How to get the lad through Sevenoaks, where he would be sure to be recognised, and so reveal the hiding-place of his father, became at once a puzzling question. Mr. Balfour had arranged with the man who brought him into the woods to return in a fortnight and take him out, and as he was a man who had known the Benedicts it would not be safe to trust to his silence.

It was finally arranged that Jim should start off at once with Harry, and engage Mike Conlin to go through Sevenoaks with him in the night, and deliver him at the railroad at about the hour when the regular stage would arrive with Mr. Balfour. The people of Sevenoaks were not travelers, and it would be a rare chance that should bring one of them through to that point. The preparations were therefore made at once, and the next evening poor Benedict was called upon to part with his boy. It was a bitter struggle, but it was accomplished, and, excited by the strange life that was opening before him, the boy entered the boat with Jim, and waved his adieus to the group that had gathered upon the bank to see them off.

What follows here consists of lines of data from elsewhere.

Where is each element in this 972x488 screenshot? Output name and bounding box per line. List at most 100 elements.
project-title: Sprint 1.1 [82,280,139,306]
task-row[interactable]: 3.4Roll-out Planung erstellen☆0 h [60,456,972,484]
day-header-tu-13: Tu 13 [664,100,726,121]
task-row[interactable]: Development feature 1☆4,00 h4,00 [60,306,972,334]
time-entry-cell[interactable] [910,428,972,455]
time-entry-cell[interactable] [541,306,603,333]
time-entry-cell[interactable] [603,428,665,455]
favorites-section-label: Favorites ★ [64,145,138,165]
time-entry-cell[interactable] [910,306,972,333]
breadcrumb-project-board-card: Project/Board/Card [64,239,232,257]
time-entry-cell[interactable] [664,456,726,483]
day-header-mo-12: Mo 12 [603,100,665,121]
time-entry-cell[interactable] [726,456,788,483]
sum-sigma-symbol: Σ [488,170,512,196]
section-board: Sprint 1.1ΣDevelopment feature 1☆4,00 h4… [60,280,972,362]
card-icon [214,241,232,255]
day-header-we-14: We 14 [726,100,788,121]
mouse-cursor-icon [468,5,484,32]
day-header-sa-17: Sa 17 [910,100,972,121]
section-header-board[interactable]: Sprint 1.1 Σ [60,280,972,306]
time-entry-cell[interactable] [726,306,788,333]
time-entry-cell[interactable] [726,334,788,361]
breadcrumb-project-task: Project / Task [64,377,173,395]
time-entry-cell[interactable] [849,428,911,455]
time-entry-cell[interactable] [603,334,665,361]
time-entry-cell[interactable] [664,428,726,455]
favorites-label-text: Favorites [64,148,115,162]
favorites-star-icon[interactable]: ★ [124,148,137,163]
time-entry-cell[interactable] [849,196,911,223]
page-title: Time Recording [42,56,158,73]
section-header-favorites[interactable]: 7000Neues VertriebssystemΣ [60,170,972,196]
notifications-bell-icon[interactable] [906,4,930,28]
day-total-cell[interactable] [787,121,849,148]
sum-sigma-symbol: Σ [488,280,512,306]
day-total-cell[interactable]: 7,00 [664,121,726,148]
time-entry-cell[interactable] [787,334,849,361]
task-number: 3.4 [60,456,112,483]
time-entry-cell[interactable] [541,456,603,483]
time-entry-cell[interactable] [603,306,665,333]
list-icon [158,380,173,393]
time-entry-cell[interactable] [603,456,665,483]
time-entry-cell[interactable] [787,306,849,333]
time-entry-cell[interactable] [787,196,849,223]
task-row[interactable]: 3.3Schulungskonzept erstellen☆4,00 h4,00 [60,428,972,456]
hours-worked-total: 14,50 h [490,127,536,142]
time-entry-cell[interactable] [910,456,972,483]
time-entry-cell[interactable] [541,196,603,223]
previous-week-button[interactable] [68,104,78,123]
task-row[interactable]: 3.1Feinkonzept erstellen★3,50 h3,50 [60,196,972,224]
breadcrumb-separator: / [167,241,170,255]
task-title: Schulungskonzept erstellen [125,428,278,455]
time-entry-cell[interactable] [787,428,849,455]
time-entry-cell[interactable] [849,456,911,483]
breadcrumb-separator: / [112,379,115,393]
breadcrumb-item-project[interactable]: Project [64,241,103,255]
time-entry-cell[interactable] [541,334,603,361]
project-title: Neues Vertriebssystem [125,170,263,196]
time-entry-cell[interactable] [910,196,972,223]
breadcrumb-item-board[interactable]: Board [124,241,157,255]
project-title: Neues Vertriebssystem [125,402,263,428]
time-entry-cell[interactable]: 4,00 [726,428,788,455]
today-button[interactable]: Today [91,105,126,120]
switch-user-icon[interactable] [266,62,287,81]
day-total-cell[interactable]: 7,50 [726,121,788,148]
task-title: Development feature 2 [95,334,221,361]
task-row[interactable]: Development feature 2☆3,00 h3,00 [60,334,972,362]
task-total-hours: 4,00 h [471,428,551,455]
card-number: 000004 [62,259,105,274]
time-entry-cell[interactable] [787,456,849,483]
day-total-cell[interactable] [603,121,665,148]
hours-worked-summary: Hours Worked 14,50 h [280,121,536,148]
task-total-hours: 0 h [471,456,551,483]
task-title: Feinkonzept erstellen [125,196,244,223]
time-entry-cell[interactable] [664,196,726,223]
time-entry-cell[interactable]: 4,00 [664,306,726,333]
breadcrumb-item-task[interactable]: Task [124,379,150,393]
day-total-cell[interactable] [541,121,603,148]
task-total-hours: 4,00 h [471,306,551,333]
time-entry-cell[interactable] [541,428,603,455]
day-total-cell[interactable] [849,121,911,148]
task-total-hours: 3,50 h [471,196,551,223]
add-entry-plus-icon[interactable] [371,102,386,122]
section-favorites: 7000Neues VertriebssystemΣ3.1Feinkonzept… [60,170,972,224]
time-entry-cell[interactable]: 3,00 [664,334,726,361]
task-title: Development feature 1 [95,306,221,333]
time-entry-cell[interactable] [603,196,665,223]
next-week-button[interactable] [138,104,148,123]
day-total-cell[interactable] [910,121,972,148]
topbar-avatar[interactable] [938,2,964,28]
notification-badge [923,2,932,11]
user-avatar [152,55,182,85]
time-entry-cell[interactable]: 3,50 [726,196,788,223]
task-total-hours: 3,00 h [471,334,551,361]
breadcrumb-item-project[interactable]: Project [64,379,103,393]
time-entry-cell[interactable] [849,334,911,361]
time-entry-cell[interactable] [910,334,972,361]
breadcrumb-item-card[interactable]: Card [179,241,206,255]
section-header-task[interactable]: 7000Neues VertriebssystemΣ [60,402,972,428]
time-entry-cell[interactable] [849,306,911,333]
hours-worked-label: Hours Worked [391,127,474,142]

Poor Turk, who had apparently understood all that had passed in the conversations of the previous day, and become fully aware of the bereavement that he was about to suffer, stood upon the shore and howled and whined as they receded into the distance. Then he went up to Thede, and licked his hand, as if he would say; "Don't leave me as the other boy has done; if you do, I shall be inconsolable."

Jim effected his purpose, and returned before light the next morning, and on the following day he took Mr. Balfour and Thede down the river, and delivered them to the man whom he found waiting for them. The programme was carried out in all its details, and two days afterward the two boys were sitting side by side in the railway-car that was hurrying them toward the great city.


CHAPTER XI.

WHICH RECORDS MR. BELCHER'S CONNECTION WITH A GREAT SPECULATION AND BRINGS TO A CLOSE HIS RESIDENCE IN SEVENOAKS.

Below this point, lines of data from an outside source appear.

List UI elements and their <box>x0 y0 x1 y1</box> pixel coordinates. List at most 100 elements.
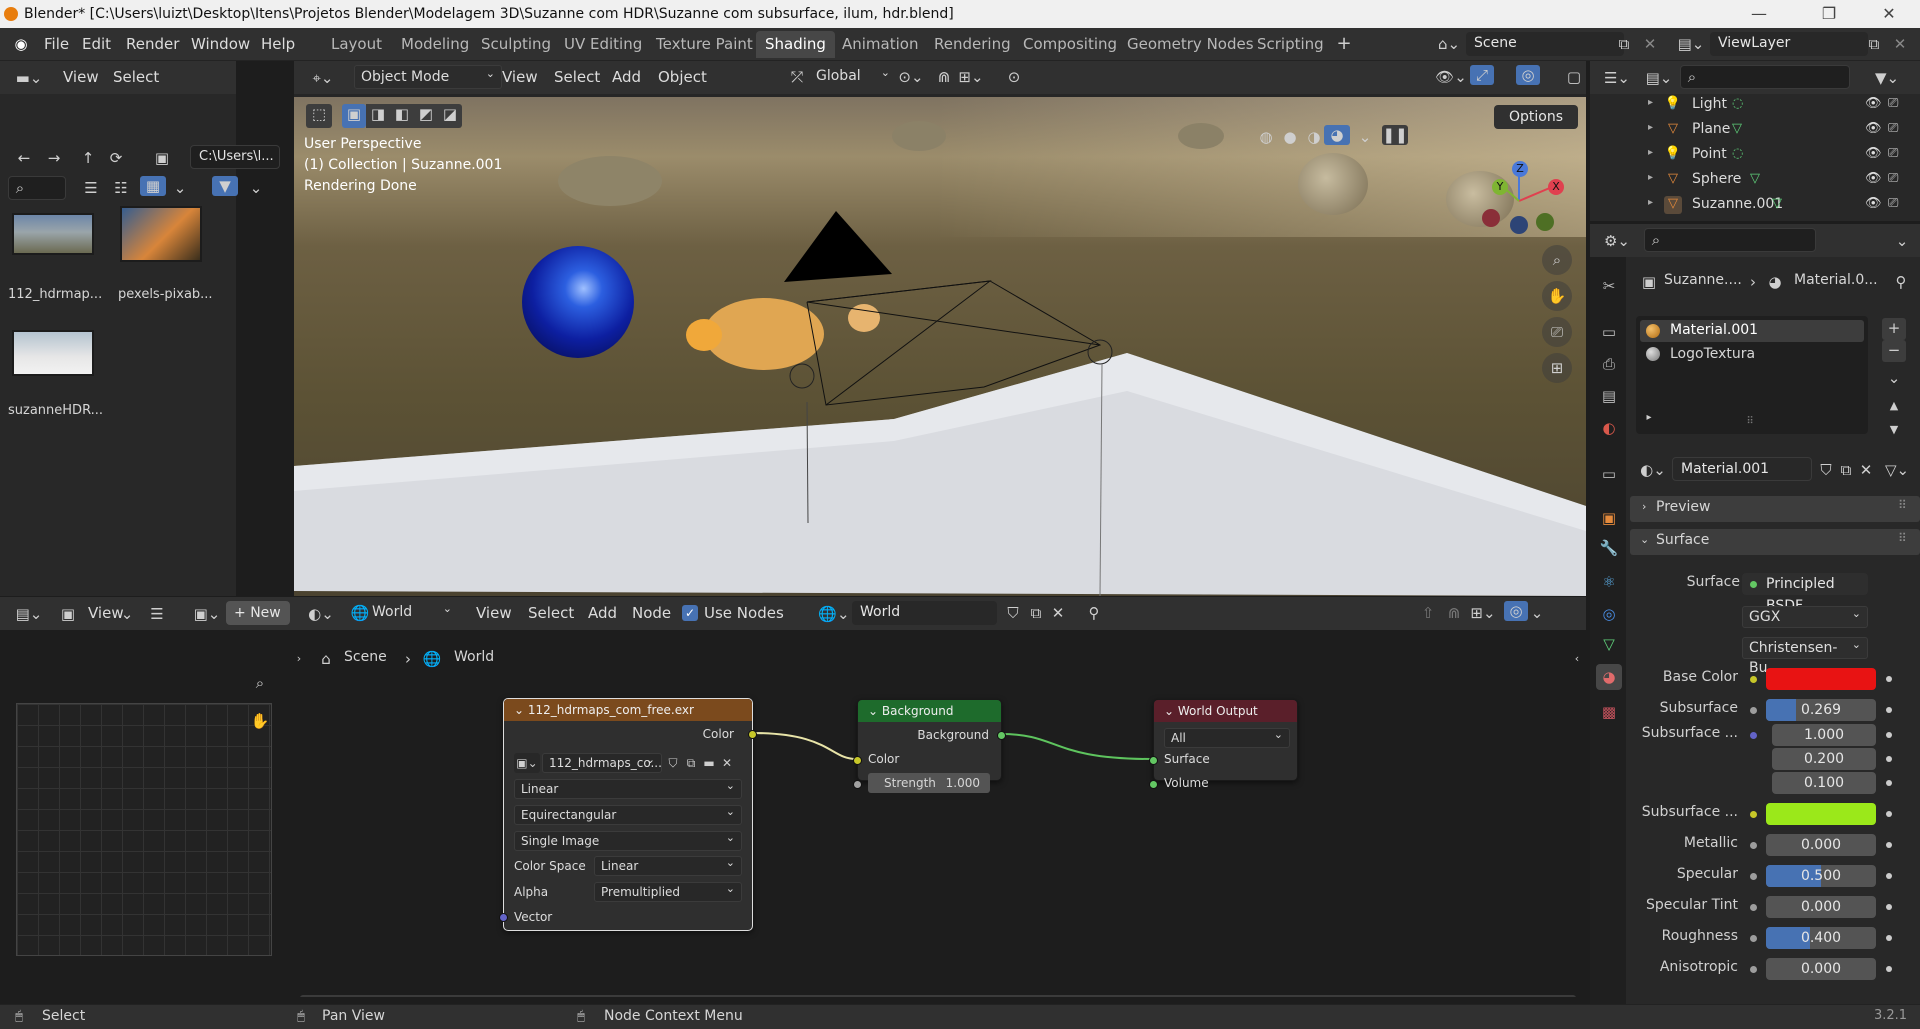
editor-type-icon[interactable]: ▬⌄ <box>12 68 46 88</box>
thumbnails-icon[interactable]: ▦ <box>140 176 166 196</box>
keyframe-dot-icon[interactable] <box>1886 732 1892 738</box>
visibility-eye-icon[interactable]: 👁 <box>1865 171 1882 186</box>
menu-help[interactable]: Help <box>261 35 295 53</box>
new-image-icon[interactable]: ⧉ <box>682 753 700 773</box>
expand-arrow-icon[interactable]: ▸ <box>1648 122 1653 133</box>
tab-scripting[interactable]: Scripting <box>1248 31 1333 58</box>
pan-hand-icon[interactable]: ✋ <box>248 711 272 731</box>
select-tool-icon[interactable]: ⬚ <box>306 104 332 128</box>
path-field[interactable]: C:\Users\l... <box>190 145 280 169</box>
outliner-item-name[interactable]: Plane <box>1692 121 1730 137</box>
render-camera-icon[interactable]: ⎚ <box>1888 196 1898 211</box>
horizontal-list-icon[interactable]: ☷ <box>110 178 132 198</box>
keyframe-dot-icon[interactable] <box>1886 756 1892 762</box>
delete-viewlayer-icon[interactable]: ✕ <box>1890 34 1910 54</box>
drag-handle-icon[interactable]: ⠿ <box>1898 498 1907 512</box>
value-slider[interactable]: 0.500 <box>1766 865 1876 887</box>
tab-shading[interactable]: Shading <box>756 31 835 58</box>
gizmo-toggle-icon[interactable]: ⤢ <box>1470 65 1494 85</box>
strength-field[interactable]: Strength 1.000 <box>868 773 990 793</box>
display-mode-icon[interactable]: ▤⌄ <box>1642 68 1676 88</box>
outliner-item-name[interactable]: Point <box>1692 146 1727 162</box>
projection-selector[interactable]: Equirectangular <box>514 803 742 825</box>
physics-tab-icon[interactable]: ◎ <box>1598 604 1620 624</box>
distribution-selector[interactable]: GGX <box>1742 604 1868 628</box>
material-tab-icon[interactable]: ◕ <box>1596 664 1622 690</box>
object-tab-icon[interactable]: ▣ <box>1598 508 1620 528</box>
pan-hand-icon[interactable]: ✋ <box>1542 281 1572 311</box>
keyframe-dot-icon[interactable] <box>1886 811 1892 817</box>
background-output-socket[interactable] <box>997 731 1006 740</box>
dropdown-icon[interactable]: ⌄ <box>120 604 134 624</box>
surface-input-socket[interactable] <box>1149 756 1158 765</box>
expand-arrow-icon[interactable]: ▸ <box>1648 197 1653 208</box>
environment-texture-node[interactable]: ⌄ 112_hdrmaps_com_free.exr Color ▣⌄ 112_… <box>499 698 757 931</box>
restore-icon[interactable]: ❐ <box>1806 0 1852 28</box>
view-layer-tab-icon[interactable]: ▤ <box>1598 386 1620 406</box>
new-image-button[interactable]: + New <box>226 601 290 625</box>
outliner-item-name[interactable]: Light <box>1692 96 1727 112</box>
world-output-node[interactable]: ⌄ World Output All Surface Volume <box>1149 699 1298 790</box>
node-collapse-icon[interactable]: ⌄ <box>1164 704 1178 718</box>
zoom-icon[interactable]: ⌕ <box>248 673 272 693</box>
delete-scene-icon[interactable]: ✕ <box>1640 34 1660 54</box>
visibility-icon[interactable]: 👁⌄ <box>1434 67 1468 87</box>
material-slot-name[interactable]: Material.001 <box>1670 322 1758 338</box>
image-name-field[interactable]: 112_hdrmaps_co... <box>542 751 662 773</box>
object-data-icon[interactable]: ◌ <box>1732 146 1743 161</box>
file-name[interactable]: suzanneHDR... <box>8 403 103 418</box>
file-menu-select[interactable]: Select <box>113 68 159 86</box>
value-slider[interactable]: 1.000 <box>1772 724 1876 746</box>
thumbnail-hdr-map[interactable] <box>12 213 94 255</box>
unlink-material-icon[interactable]: ✕ <box>1856 460 1876 480</box>
volume-input-socket[interactable] <box>1149 780 1158 789</box>
view-mode-icon[interactable]: ▣ <box>58 604 78 624</box>
pivot-point-icon[interactable]: ⊙⌄ <box>894 67 928 87</box>
add-workspace-icon[interactable]: + <box>1334 34 1354 54</box>
new-material-icon[interactable]: ⧉ <box>1836 460 1856 480</box>
unlink-image-icon[interactable]: ✕ <box>718 753 736 773</box>
material-shading-icon[interactable]: ◑ <box>1302 127 1326 147</box>
shader-selector[interactable]: Principled BSDF <box>1742 573 1868 614</box>
new-viewlayer-icon[interactable]: ⧉ <box>1864 34 1884 54</box>
value-slider[interactable]: 0.000 <box>1766 958 1876 980</box>
material-slot-name[interactable]: LogoTextura <box>1670 346 1755 362</box>
snap-target-icon[interactable]: ⊞⌄ <box>956 67 986 87</box>
material-browse-icon[interactable]: ◐⌄ <box>1636 460 1670 480</box>
editor-type-icon[interactable]: ▤⌄ <box>12 604 46 624</box>
open-image-icon[interactable]: ▬ <box>700 753 718 773</box>
interpolation-selector[interactable]: Linear <box>514 777 742 799</box>
options-button[interactable]: Options <box>1494 105 1578 129</box>
expand-arrow-icon[interactable]: ▸ <box>1648 97 1653 108</box>
alpha-selector[interactable]: Premultiplied <box>594 880 742 902</box>
slot-specials-icon[interactable]: ⌄ <box>1882 368 1906 390</box>
image-browse-icon[interactable]: ▣⌄ <box>190 604 224 624</box>
select-new-icon[interactable]: ▣ <box>342 104 366 128</box>
outliner-item[interactable]: ▸ ▽ Plane ▽ 👁 ⎚ <box>1640 119 1920 144</box>
viewport-menu-select[interactable]: Select <box>554 68 600 86</box>
forward-icon[interactable]: → <box>42 148 66 168</box>
camera-view-icon[interactable]: ⎚ <box>1542 317 1572 347</box>
object-data-icon[interactable]: ◌ <box>1732 96 1743 111</box>
strength-input-socket[interactable] <box>853 780 862 789</box>
subsurface-method-selector[interactable]: Christensen-Bu... <box>1742 635 1868 676</box>
select-extend-icon[interactable]: ◨ <box>366 104 390 128</box>
modifier-tab-icon[interactable]: 🔧 <box>1598 538 1620 558</box>
tab-modeling[interactable]: Modeling <box>392 31 478 58</box>
outliner-item[interactable]: ▸ ▽ Suzanne.001 ▽ 👁 ⎚ <box>1640 194 1920 219</box>
object-data-icon[interactable]: ▽ <box>1750 171 1760 186</box>
node-editor[interactable]: ◐⌄ World 🌐 View Select Add Node ✓ Use No… <box>290 597 1586 997</box>
render-camera-icon[interactable]: ⎚ <box>1888 121 1898 136</box>
value-slider[interactable]: 0.200 <box>1772 748 1876 770</box>
outliner-item[interactable]: ▸ ▽ Sphere ▽ 👁 ⎚ <box>1640 169 1920 194</box>
mode-selector[interactable]: Object Mode <box>354 63 502 89</box>
tab-layout[interactable]: Layout <box>322 31 391 58</box>
background-node[interactable]: ⌄ Background Background Color Strength 1… <box>853 699 1006 793</box>
viewport-menu-view[interactable]: View <box>502 68 538 86</box>
visibility-eye-icon[interactable]: 👁 <box>1865 96 1882 111</box>
visibility-eye-icon[interactable]: 👁 <box>1865 196 1882 211</box>
ortho-grid-icon[interactable]: ⊞ <box>1542 353 1572 383</box>
object-data-icon[interactable]: ▽ <box>1732 121 1742 136</box>
expand-arrow-icon[interactable]: ▸ <box>1648 172 1653 183</box>
color-field[interactable] <box>1766 668 1876 690</box>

Whither was he going? He had a little fortune in his pockets—more money than prudent men are in the habit of carrying with them—and a scheme in his mind. After the purchase of Palgrave's Folly, and the inauguration of a scale of family expenditure far surpassing all his previous experience, Mr. Belcher began to feel poor, and to realize the necessity of extending his enterprise. To do him justice, he felt that he had surpassed the proprieties of domestic life in taking so important a step as that of changing his residence without consulting Mrs. Belcher. He did not wish to meet her at once; so it was easy for him, when he left New York, to take a wide diversion on his way home.

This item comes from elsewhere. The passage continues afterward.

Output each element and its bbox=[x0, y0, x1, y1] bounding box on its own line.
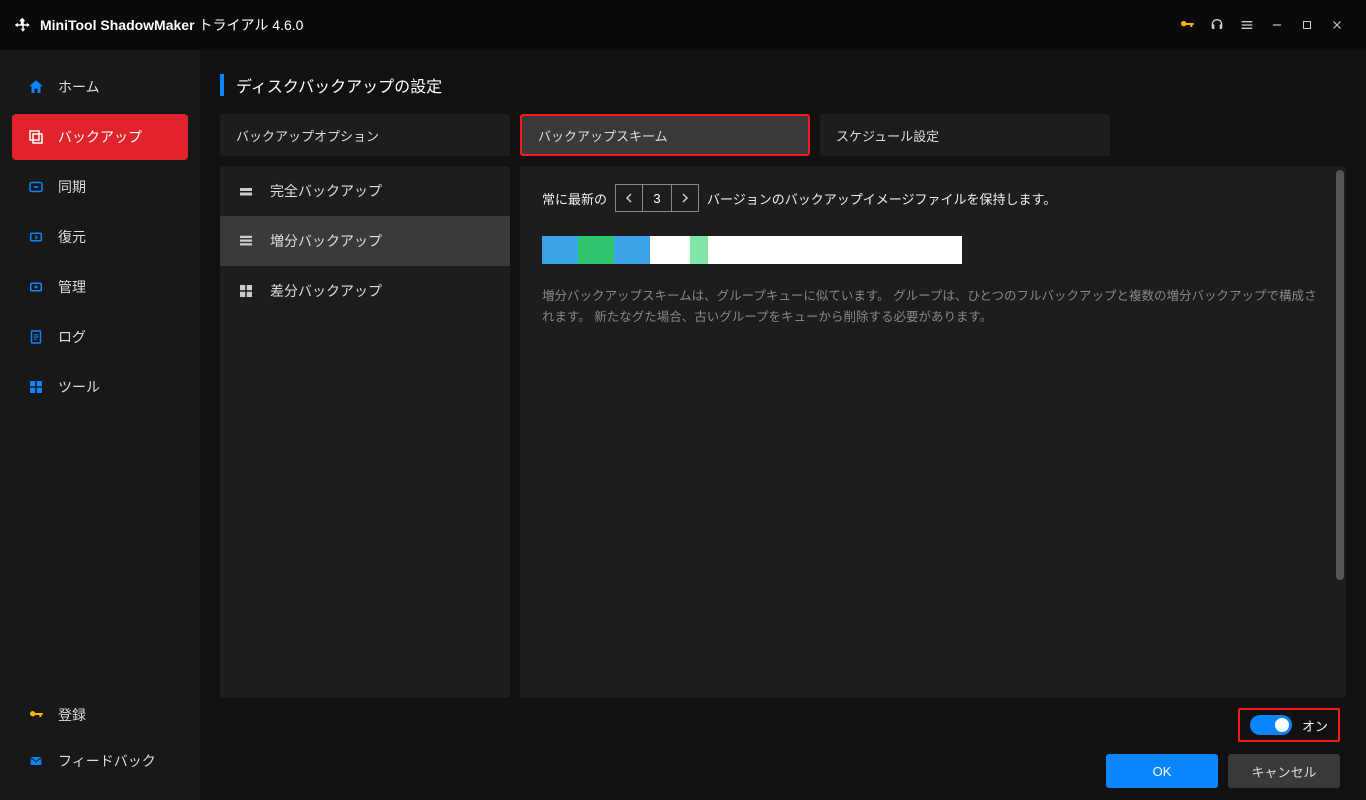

For several months the reports of the great oil discoveries of Pennsylvania had been floating through the press. Stories of enormous fortunes acquired in a single week, and even in a single day, were rife; and they had excited his greed with a strange power. He had witnessed, too, the effect of these stories upon the minds of the humble people of Sevenoaks. They were uneasy in their poverty, and were in the habit of reading with avidity all the accounts that emanated from the new center of speculation. The monsters of the sea had long been chased into the ice, and the whalers had returned with scantier fares year after year; but here was light for the world. The solid ground itself was echoing with the cry: "Here she blows!" and "There she blows!" and the long harpoons went down to its vitals, and were fairly lifted out by the pressure of the treasure that impatiently waited for deliverance.